Tightly managing the human experts for training a model is akin to how the most rigorous bar exams are graded. For the California Bar Exam, for example, graders are selected from those who scored highly on their own exam. Groups of 12 graders meet three times. In each session, the graders discuss sample answers and the criteria for determining the sufficiency of each one.

They use this process to see if they can reach consensus on subsequent answers. They must re-read answers where they disagree and try again to reach consensus. In certain circumstances, such as exams below a certain score, if the difference between two graders is more than 10 points, then a supervisory grader is brought in as well.

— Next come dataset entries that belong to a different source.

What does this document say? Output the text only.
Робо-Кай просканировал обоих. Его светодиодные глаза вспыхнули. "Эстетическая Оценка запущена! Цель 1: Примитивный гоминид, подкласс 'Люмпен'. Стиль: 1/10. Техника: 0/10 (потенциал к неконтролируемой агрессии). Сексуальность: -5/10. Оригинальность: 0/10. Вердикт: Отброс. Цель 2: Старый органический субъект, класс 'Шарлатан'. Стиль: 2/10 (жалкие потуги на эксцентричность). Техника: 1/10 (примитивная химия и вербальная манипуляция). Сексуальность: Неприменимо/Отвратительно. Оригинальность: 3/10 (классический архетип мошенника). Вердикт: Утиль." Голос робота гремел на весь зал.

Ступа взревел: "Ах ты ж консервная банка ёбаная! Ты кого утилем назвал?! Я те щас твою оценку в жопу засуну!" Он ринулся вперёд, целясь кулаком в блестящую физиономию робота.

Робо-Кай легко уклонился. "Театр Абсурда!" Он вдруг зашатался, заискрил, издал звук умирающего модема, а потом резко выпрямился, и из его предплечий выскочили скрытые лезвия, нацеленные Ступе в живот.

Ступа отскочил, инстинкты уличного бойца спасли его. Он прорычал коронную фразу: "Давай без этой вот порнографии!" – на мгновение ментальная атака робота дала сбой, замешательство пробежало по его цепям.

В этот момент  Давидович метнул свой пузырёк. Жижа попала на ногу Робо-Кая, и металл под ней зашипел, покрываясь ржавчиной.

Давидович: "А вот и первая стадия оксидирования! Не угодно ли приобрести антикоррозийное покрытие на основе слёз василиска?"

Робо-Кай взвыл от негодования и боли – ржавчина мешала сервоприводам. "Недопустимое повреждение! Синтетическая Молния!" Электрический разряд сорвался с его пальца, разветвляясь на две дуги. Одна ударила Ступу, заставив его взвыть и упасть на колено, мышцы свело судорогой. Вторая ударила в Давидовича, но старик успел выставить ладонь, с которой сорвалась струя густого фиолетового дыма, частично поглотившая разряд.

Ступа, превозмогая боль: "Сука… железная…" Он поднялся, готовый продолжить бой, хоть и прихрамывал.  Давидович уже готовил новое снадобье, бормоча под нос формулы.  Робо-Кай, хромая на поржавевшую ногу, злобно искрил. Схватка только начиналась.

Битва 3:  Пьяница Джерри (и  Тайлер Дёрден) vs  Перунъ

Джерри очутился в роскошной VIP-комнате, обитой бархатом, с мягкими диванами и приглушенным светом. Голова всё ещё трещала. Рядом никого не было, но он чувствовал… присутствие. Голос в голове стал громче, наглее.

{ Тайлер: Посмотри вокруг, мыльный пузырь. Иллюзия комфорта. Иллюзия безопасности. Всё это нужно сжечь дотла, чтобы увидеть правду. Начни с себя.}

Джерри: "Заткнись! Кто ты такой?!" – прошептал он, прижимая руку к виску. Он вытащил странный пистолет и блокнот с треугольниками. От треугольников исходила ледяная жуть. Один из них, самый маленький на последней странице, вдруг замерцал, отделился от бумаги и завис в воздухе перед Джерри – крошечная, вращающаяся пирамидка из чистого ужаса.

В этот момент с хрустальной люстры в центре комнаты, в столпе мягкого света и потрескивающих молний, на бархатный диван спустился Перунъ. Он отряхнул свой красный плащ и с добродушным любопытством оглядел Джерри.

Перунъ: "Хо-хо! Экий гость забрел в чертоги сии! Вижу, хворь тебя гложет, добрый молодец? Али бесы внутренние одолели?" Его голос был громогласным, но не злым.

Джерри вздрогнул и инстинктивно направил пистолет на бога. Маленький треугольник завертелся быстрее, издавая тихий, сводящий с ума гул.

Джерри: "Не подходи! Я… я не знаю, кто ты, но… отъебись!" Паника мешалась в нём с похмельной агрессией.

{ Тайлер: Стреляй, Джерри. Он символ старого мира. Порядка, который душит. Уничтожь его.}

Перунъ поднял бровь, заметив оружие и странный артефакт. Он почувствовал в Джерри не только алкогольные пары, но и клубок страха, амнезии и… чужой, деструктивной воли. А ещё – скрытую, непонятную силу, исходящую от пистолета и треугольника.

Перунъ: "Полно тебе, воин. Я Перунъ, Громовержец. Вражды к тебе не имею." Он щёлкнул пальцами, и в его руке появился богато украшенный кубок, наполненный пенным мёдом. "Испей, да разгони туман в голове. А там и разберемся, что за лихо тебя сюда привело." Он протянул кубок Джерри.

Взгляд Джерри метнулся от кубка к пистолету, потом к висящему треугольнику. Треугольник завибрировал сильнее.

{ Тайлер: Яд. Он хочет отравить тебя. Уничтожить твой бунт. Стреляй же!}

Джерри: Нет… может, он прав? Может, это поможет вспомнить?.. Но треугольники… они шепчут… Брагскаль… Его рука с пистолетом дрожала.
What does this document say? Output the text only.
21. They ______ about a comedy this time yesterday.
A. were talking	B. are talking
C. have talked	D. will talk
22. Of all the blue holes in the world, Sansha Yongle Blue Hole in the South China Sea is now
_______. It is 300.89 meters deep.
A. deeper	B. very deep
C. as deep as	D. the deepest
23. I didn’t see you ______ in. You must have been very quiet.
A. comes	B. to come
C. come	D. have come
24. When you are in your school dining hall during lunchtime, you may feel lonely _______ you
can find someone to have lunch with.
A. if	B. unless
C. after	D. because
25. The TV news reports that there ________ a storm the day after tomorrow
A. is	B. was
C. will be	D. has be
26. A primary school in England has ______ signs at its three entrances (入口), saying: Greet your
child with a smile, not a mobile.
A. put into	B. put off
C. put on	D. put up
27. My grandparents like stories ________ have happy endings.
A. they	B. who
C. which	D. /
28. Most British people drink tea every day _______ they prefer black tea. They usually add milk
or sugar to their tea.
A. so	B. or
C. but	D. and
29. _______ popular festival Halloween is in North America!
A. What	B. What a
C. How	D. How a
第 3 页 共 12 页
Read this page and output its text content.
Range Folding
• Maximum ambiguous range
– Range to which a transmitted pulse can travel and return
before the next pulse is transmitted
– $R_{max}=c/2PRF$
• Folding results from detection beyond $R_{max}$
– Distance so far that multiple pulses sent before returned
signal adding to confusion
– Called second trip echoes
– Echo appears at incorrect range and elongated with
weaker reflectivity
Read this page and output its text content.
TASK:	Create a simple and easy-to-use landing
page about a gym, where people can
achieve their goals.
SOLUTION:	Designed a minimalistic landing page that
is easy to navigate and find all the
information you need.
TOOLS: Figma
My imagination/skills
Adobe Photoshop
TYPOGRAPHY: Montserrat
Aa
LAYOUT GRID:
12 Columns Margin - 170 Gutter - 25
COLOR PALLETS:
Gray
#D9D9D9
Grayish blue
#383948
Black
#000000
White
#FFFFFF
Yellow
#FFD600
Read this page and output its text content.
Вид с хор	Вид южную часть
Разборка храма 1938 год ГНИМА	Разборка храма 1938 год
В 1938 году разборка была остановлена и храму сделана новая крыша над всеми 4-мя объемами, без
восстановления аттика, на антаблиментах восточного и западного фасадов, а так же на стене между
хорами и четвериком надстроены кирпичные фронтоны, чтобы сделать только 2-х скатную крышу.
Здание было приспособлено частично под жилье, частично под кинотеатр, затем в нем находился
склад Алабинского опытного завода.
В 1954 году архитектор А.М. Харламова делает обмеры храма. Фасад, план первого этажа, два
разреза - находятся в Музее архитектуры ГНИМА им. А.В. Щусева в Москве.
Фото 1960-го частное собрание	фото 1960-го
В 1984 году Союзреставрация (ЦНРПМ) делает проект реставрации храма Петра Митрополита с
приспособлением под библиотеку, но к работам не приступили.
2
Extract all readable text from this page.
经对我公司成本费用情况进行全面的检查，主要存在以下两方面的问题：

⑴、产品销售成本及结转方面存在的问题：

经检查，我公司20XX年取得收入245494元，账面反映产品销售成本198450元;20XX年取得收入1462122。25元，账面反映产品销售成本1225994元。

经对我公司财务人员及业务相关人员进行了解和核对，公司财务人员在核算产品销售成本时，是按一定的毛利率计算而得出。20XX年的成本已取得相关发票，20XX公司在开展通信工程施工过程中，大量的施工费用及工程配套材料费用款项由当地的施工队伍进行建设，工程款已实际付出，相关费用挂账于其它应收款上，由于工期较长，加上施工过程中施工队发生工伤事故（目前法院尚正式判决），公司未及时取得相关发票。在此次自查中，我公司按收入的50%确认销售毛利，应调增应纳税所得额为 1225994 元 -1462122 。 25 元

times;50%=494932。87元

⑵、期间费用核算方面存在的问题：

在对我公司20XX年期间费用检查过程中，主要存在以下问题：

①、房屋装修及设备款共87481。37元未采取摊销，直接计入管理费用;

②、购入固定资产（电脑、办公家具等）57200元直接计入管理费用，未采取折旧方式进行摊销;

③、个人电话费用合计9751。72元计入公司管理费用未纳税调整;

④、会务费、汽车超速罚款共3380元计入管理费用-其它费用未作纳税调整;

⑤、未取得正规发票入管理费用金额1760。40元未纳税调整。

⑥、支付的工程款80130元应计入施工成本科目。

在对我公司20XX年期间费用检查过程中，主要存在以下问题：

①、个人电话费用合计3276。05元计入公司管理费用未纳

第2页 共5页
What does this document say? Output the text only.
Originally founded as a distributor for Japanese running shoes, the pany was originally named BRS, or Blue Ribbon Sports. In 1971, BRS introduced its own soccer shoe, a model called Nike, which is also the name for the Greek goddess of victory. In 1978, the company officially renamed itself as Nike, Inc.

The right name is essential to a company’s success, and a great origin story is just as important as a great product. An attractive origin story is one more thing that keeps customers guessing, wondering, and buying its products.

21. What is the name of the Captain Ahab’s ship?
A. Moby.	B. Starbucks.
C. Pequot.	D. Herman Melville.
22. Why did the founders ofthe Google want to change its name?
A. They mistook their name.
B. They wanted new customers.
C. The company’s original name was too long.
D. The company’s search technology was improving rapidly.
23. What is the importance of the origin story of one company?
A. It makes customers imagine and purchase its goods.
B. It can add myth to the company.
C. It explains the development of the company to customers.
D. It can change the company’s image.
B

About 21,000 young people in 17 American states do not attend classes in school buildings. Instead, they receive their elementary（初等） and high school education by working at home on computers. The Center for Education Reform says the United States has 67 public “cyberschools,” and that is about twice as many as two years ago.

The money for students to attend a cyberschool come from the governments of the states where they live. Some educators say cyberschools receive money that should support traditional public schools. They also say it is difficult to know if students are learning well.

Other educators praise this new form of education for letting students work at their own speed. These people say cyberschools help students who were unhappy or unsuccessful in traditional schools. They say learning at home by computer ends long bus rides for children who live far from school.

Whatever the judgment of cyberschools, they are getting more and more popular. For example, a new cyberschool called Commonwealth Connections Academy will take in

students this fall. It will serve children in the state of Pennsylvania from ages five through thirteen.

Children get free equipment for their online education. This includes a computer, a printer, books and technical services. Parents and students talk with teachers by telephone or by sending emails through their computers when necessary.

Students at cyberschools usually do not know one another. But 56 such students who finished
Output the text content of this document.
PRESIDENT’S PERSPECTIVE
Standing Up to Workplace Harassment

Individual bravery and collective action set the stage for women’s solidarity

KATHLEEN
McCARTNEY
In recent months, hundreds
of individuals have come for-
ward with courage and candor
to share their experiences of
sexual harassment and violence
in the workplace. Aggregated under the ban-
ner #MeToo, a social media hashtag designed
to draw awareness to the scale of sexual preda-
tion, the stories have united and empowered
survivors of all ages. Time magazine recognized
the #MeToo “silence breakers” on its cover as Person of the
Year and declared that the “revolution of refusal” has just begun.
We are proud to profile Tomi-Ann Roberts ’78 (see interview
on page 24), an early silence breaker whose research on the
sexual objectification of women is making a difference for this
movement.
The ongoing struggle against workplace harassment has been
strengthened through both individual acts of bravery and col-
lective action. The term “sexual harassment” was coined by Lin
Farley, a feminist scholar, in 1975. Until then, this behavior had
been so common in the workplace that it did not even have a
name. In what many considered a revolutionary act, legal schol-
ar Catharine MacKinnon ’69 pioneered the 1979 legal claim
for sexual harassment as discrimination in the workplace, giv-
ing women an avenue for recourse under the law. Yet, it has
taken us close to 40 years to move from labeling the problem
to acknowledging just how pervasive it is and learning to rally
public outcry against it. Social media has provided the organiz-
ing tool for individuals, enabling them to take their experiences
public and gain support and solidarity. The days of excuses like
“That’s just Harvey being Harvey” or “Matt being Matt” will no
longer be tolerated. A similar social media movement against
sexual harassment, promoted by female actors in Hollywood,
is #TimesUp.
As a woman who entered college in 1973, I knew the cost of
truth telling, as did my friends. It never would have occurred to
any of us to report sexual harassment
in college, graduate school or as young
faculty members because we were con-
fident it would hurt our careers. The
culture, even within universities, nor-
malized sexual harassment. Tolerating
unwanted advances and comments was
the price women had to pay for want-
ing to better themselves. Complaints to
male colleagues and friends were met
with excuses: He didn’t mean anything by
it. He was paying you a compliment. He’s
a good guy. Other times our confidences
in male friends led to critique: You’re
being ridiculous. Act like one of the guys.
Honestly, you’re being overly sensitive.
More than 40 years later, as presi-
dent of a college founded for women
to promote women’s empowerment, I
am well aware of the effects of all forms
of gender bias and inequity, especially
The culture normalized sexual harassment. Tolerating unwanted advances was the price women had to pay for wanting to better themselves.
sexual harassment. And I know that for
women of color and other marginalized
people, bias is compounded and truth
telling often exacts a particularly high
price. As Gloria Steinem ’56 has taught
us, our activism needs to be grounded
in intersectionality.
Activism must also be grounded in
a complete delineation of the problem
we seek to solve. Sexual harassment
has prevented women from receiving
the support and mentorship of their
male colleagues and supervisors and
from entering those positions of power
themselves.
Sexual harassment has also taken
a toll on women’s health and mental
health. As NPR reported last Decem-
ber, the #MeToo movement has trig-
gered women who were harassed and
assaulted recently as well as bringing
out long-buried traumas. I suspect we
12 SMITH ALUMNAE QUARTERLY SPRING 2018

This same type of rigor needs to be applied to training models to review agreements: The human experts need to reach consensus before enough data is accumulated to train a machine for the task.

The reason that bar associations make such an investment in calibrating graders is that the consequences are so high — an applicant’s livelihood is at stake. A similar perspective needs to be applied to training models: The model will have an ongoing daily impact, long after the model trainers cease their involvement.

The necessity of rigorously managing human experts who train models makes it hard for most organizations to calibrate and tune models on their own. When a big training task arises, such as the review of thousands of agreements, companies lack enough internal staff to have their day-to-day team running the entire review process.

Instead, temps and outsourcing firms are hired for these seemingly one-time tasks. These individuals have not worked together before and are typically paid and incentivized based on hours worked, rather than consensus-building. There is rarely a management and quality control layer in place above these attorneys to impose sufficient rigor.

Even in your own organization, you have probably noted that attorneys and other executives regularly “agree to disagree” about what certain agreement terms mean, rather than make the investment to develop a consensus viewpoint.

For the few organizations that make the investment in building a consensus on how particular terms and concepts should be interpreted, there is a direct beneficial business impact for their business.

These organizations can start benchmarking their own documents and make apples-to-apples comparisons. They can start to compare agreements and clauses to discover the best role models to follow, as well as outliers among their agreements that need to be renegotiated. This benchmarking provides important context for subsequent transactions.

Until we have found a way to rebuild the attorney equivalent of the Tower of Babel, training AI systems will continue to be challenging. Success will be attained by those willing — and able — to rigorously quality control and manage attorney experts, train based on a wide range of heterogeneous examples, and invest heavily in assessing inter-annotator agreement and building consensus.